Archaeologist of an invented past, Joshua Goode creates and investigates farcical histories through artefacts, faux excavations and mockumentaries. His work blends genuine research with fiction, bringing our relationship with the past into focus and addressing questions of authenticity, relative value and personal narrative.
Goode was raised in Forth Worth and studied at the Southern Methodist University in Dallas before completing an MFA at Boston University in 2005. His personal background feeds directly into his artwork, in which objects and imagery from his childhood ranch life in Texas are reimagined as iconic ancient artefacts.
Inspired by amateur archaeologists and historical hoaxes such as the Piltdown Man, Goode invented the fictitious Aurora – Rhoman civilisation and a faux research institute, The Aurora-Rhoman Institute of Archaeology and Cultural Relics. He conducts staged excavations around the world in which, together with local communities, the artist unearths evidence of this fabricated civilisation. This archaeological performance art is also translated into film, with fake documentaries narrating his research and findings.
In each location, Goode appropriates regional histories and myths for his invented artefacts. Samurai armour crafted from collectible baseball cards, a Viking drinking cup cast from GI Joe figures, bronze sculptures of Bart Simpson-dinosaur hybrids… Goode’s work combines pop cultural references, personal treasures and careful use of materials, all seasoned with humour.
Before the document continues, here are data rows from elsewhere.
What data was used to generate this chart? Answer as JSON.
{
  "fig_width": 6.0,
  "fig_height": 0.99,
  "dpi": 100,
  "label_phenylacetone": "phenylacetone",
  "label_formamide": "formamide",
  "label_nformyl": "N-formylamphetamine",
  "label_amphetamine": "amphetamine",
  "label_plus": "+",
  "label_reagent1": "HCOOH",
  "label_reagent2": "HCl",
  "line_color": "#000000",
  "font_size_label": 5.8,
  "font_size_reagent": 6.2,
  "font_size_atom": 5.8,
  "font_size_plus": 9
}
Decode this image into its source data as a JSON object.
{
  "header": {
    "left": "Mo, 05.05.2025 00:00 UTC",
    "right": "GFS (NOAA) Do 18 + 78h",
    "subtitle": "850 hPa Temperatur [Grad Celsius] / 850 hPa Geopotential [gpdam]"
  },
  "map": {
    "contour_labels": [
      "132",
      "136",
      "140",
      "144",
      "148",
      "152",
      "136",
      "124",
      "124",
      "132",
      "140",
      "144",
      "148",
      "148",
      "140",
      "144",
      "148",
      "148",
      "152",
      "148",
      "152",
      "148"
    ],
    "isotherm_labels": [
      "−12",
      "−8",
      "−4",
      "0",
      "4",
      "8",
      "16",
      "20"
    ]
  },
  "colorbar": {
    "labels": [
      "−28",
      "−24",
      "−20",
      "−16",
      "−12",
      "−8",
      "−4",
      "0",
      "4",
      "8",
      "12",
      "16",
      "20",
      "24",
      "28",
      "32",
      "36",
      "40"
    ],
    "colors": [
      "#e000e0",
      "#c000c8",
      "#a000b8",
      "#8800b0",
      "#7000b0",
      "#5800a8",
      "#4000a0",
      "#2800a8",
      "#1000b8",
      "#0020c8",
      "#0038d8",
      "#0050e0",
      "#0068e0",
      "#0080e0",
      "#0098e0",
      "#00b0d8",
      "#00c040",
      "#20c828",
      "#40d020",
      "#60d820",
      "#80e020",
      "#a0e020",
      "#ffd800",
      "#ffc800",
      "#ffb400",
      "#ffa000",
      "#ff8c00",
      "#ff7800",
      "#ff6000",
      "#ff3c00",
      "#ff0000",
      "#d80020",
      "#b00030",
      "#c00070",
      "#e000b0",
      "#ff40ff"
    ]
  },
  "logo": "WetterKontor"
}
Goode has completed residencies in Germany, Finland and Russia, among others, and hosted solo exhibitions atinternational venues such as the Razliv Museum, St. Petersburg, (Russia), Zendai Museum of Modern Art, Shanghai, (China) and the Monchskirchein Museum, Salzwedel, (Germany). He is currently Chair of the Fine Arts Department at Tarrant County College in Fort Worth, Texas, and was awarded the Dallas Museum of Art Dozier Award in 2011.